Why do some infertile couples need egg donation?

Some couples can only achieve pregnancy by using eggs donated by another (fertile) woman.

They can be divided in 2 categories:

Women whose ovaries cannot produce eggs at all, or produce poor quality eggs

  1. For a variety of reasons some women’s ovaries are not able to produce eggs. The most common causes are:
  2. Women born without ovaries or with under-developed ovaries (eg Turner’s syndrome).
  3. Women whose ovaries stopped working prematurely. Most women go through the menopause in their mid to late 40’s or early 50’s. After the menopause a woman is no longer capable of conceiving because her ovaries stop producing eggs and sex hormones. However, to some women these changes can occur much earlier, even in their teens or twenties before they would even have contemplated to try to get pregnant. This is known as premature ovarian failure or premature menopause.
  4. Women who have become sterile after surgery, radiotherapy or chemotherapy.
  5. Women undergoing infertility treatment but whose ovaries do not respond to traditional fertility drugs (such as Clomiphene tablets or FSH injections).
  6. Women undergoing infertility treatment but whose ovaries consistently produce poor quality eggs when stimulated (particularly more common in the older age group).

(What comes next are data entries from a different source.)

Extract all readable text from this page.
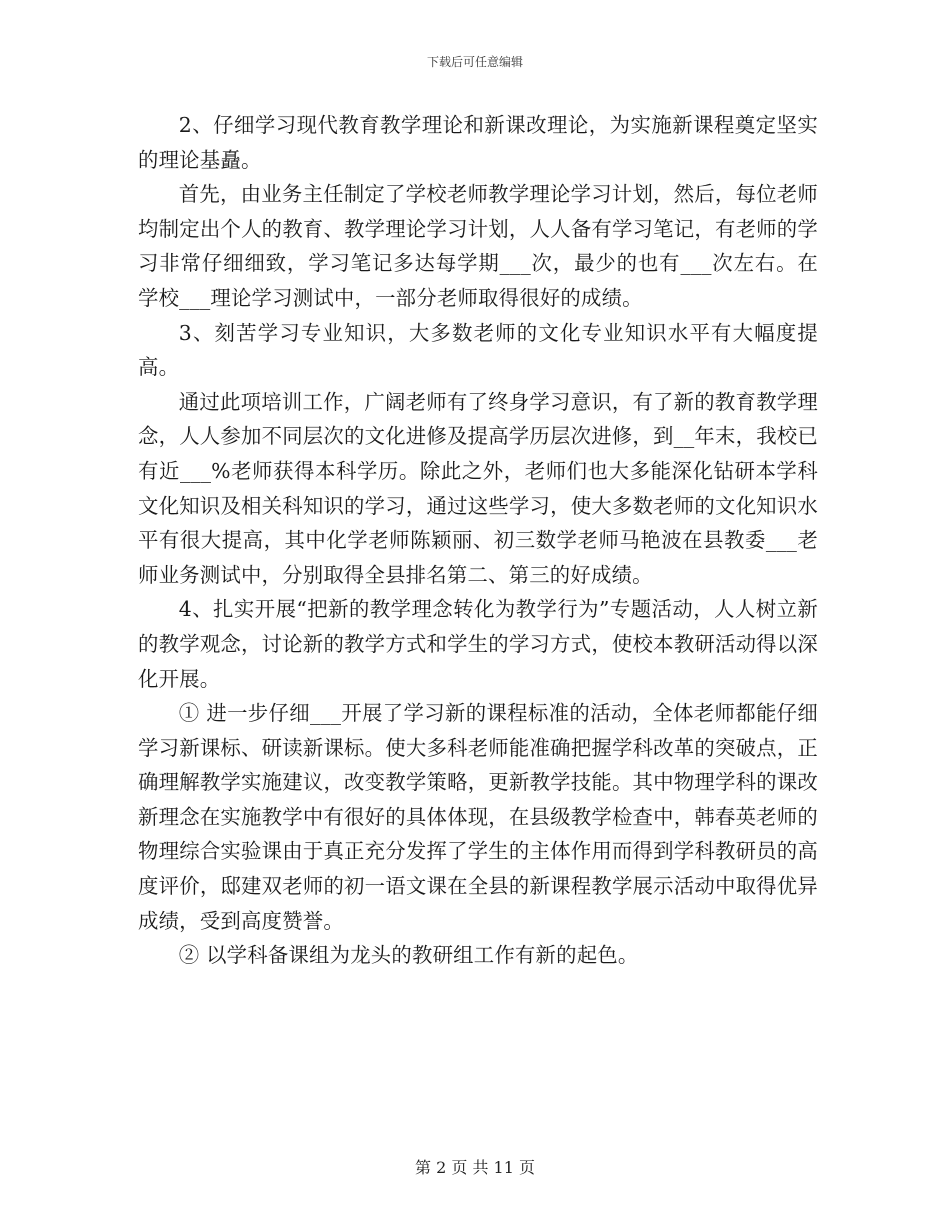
下载后可任意编辑

2、仔细学习现代教育教学理论和新课改理论，为实施新课程奠定坚实的理论基矗。

首先，由业务主任制定了学校老师教学理论学习计划，然后，每位老师均制定出个人的教育、教学理论学习计划，人人备有学习笔记，有老师的学习非常仔细细致，学习笔记多达每学期___次，最少的也有___次左右。在学校___理论学习测试中，一部分老师取得很好的成绩。

3、刻苦学习专业知识，大多数老师的文化专业知识水平有大幅度提高。

通过此项培训工作，广阔老师有了终身学习意识，有了新的教育教学理念，人人参加不同层次的文化进修及提高学历层次进修，到__年末，我校已有近___%老师获得本科学历。除此之外，老师们也大多能深化钻研本学科文化知识及相关科知识的学习，通过这些学习，使大多数老师的文化知识水平有很大提高，其中化学老师陈颖丽、初三数学老师马艳波在县教委___老师业务测试中，分别取得全县排名第二、第三的好成绩。

4、扎实开展“把新的教学理念转化为教学行为”专题活动，人人树立新的教学观念，讨论新的教学方式和学生的学习方式，使校本教研活动得以深化开展。

① 进一步仔细___开展了学习新的课程标准的活动，全体老师都能仔细学习新课标、研读新课标。使大多科老师能准确把握学科改革的突破点，正确理解教学实施建议，改变教学策略，更新教学技能。其中物理学科的课改新理念在实施教学中有很好的具体体现，在县级教学检查中，韩春英老师的物理综合实验课由于真正充分发挥了学生的主体作用而得到学科教研员的高度评价，邸建双老师的初一语文课在全县的新课程教学展示活动中取得优异成绩，受到高度赞誉。

② 以学科备课组为龙头的教研组工作有新的起色。

第 2 页 共 11 页
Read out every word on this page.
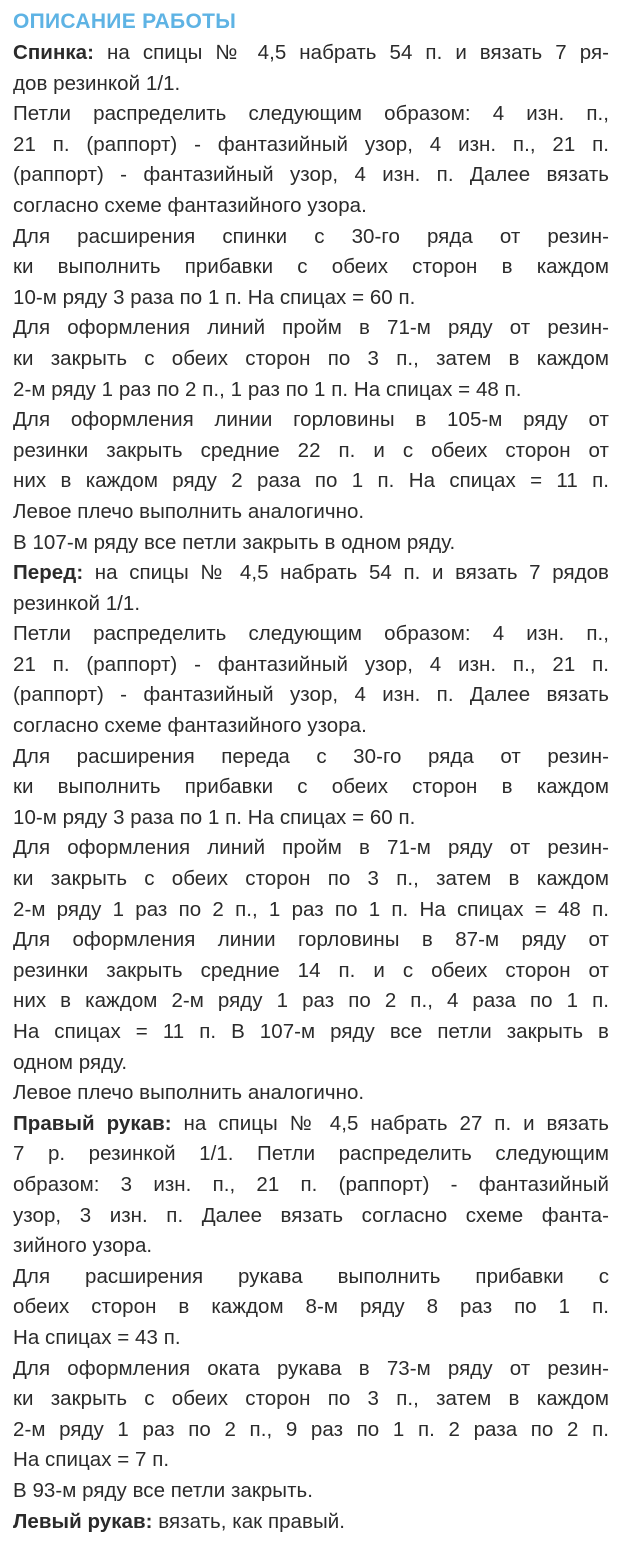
ОПИСАНИЕ РАБОТЫ
Спинка: на спицы № 4,5 набрать 54 п. и вязать 7 ря-
дов резинкой 1/1.
Петли распределить следующим образом: 4 изн. п.,
21 п. (раппорт) - фантазийный узор, 4 изн. п., 21 п.
(раппорт) - фантазийный узор, 4 изн. п. Далее вязать
согласно схеме фантазийного узора.
Для расширения спинки с 30-го ряда от резин-
ки выполнить прибавки с обеих сторон в каждом
10-м ряду 3 раза по 1 п. На спицах = 60 п.
Для оформления линий пройм в 71-м ряду от резин-
ки закрыть с обеих сторон по 3 п., затем в каждом
2-м ряду 1 раз по 2 п., 1 раз по 1 п. На спицах = 48 п.
Для оформления линии горловины в 105-м ряду от
резинки закрыть средние 22 п. и с обеих сторон от
них в каждом ряду 2 раза по 1 п. На спицах = 11 п.
Левое плечо выполнить аналогично.
В 107-м ряду все петли закрыть в одном ряду.
Перед: на спицы № 4,5 набрать 54 п. и вязать 7 рядов
резинкой 1/1.
Петли распределить следующим образом: 4 изн. п.,
21 п. (раппорт) - фантазийный узор, 4 изн. п., 21 п.
(раппорт) - фантазийный узор, 4 изн. п. Далее вязать
согласно схеме фантазийного узора.
Для расширения переда с 30-го ряда от резин-
ки выполнить прибавки с обеих сторон в каждом
10-м ряду 3 раза по 1 п. На спицах = 60 п.
Для оформления линий пройм в 71-м ряду от резин-
ки закрыть с обеих сторон по 3 п., затем в каждом
2-м ряду 1 раз по 2 п., 1 раз по 1 п. На спицах = 48 п.
Для оформления линии горловины в 87-м ряду от
резинки закрыть средние 14 п. и с обеих сторон от
них в каждом 2-м ряду 1 раз по 2 п., 4 раза по 1 п.
На спицах = 11 п. В 107-м ряду все петли закрыть в
одном ряду.
Левое плечо выполнить аналогично.
Правый рукав: на спицы № 4,5 набрать 27 п. и вязать
7 р. резинкой 1/1. Петли распределить следующим
образом: 3 изн. п., 21 п. (раппорт) - фантазийный
узор, 3 изн. п. Далее вязать согласно схеме фанта-
зийного узора.
Для расширения рукава выполнить прибавки с
обеих сторон в каждом 8-м ряду 8 раз по 1 п.
На спицах = 43 п.
Для оформления оката рукава в 73-м ряду от резин-
ки закрыть с обеих сторон по 3 п., затем в каждом
2-м ряду 1 раз по 2 п., 9 раз по 1 п. 2 раза по 2 п.
На спицах = 7 п.
В 93-м ряду все петли закрыть.
Левый рукав: вязать, как правый.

For these women, egg donation is their only realistic chance of achieving a pregnancy.

Women who are suffering from, or are carriers of certain genetic diseases

Some women may be carriers of diseases such as Duchenne muscular dystrophy or haemophilia. These diseases can be passed on to their offspring. Rather than risk giving birth to a child who might suffer greatly and die at an early age, they may choose to avoid the possibility of having an affected child by using donor eggs from another woman who is not a carrier.

Who donates eggs?

Donors undergo the procedure voluntarily and for altruistic reasons. The HFEA provides guidance on financial reimbursements to the donor, which covers expenses for travel and loss of earnings (SEED REVIEW: details can be accessed from the ACU staff and the HFEA website).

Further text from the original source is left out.